American drummer (born 1963)

Robert James Affuso (born March 1, 1963) is an American heavy metal drummer best known as a member of the band Skid Row from 1987 to 1996.

Affuso is currently the band leader and drummer for Soulsystem, a band he formed while touring with Skid Row in 1992. He also formed an entertainment company Soulsystem Orchestras Inc. in New York. Affuso played in the band Ozone Monday with several of his former Skid Row bandmates. He was not involved in Skid Row's 1999 reunion. He has said that he would not rejoin the band without former lead singer Sebastian Bach.

Affuso is the only former member that keeps in contact with all former Skid Row bandmates and is still good friends with them all. He met Dave "Snake" Sabo while auditioning for Bon Jovi in 1985.

He normally plays Pearl drums and Sabian Cymbals with Soulsystem, and also used them whilst with Skid Row.

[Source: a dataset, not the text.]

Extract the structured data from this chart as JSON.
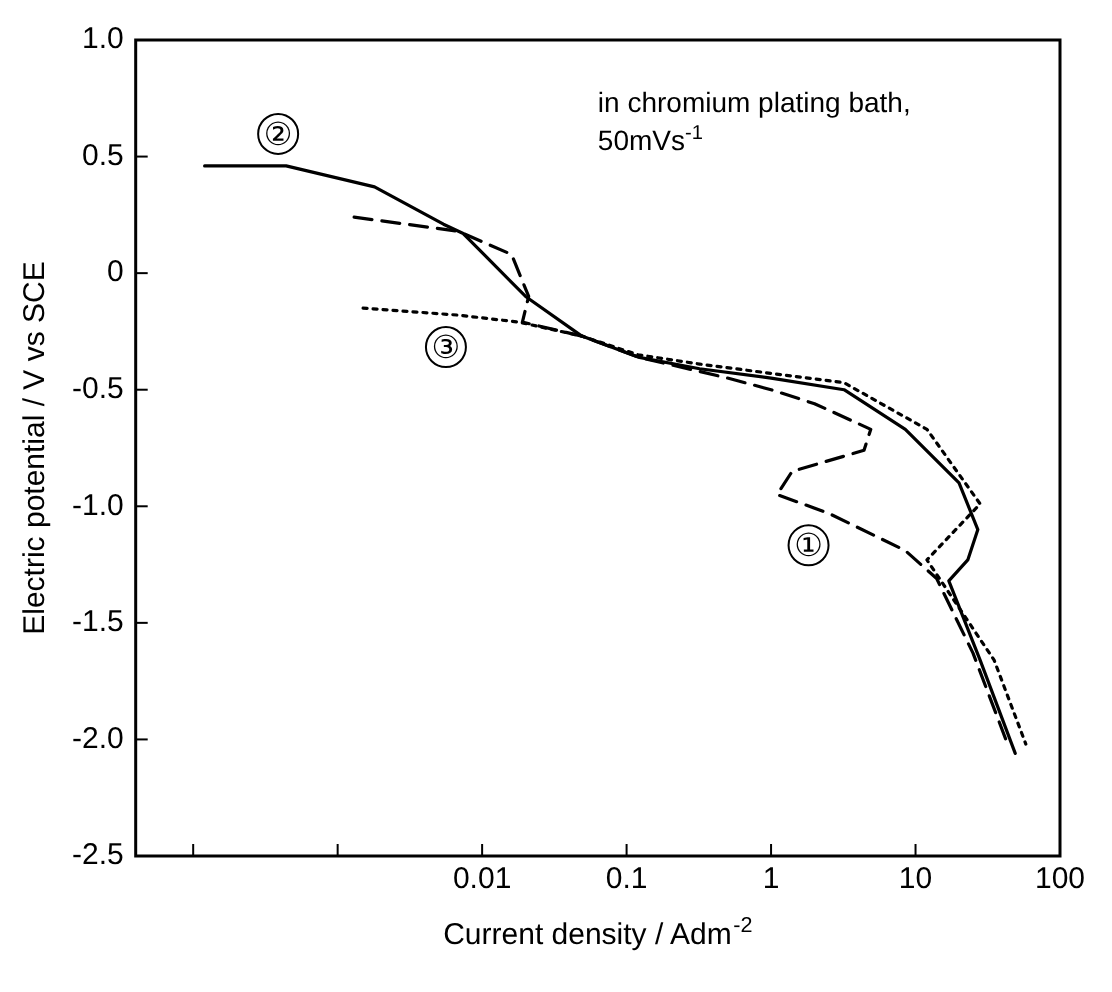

He was also a member of the Sutton Thomas Band ( Tom Gleason, Ken Anthony, Frank Perrego ) prior to joining Skid Row. He also played on Gilby Clarke's debut solo album in 1994 and Guns N' Roses bassist, Duff McKagan's solo album. Affuso played on the debut album of Jill Hennessy (Crossing Jordan/Law & Order) in 2008. Affuso made his first appearance in years in the metal community on VH1's That Metal Show. He was a guest in the audience, where host Eddie Trunk asked him if he would accept a Skid Row reunion, which he replied by saying "absolutely."

He reunited with Skid Row onstage in 2002. He also appeared with Sebastian Bach live on August 25, 2011 and again in early September 2025 performing "I Remember You" both times.

In April 2015, Affuso joined the band Four by Fate, which features former Frehley's Comet members Tod Howarth and John Regan.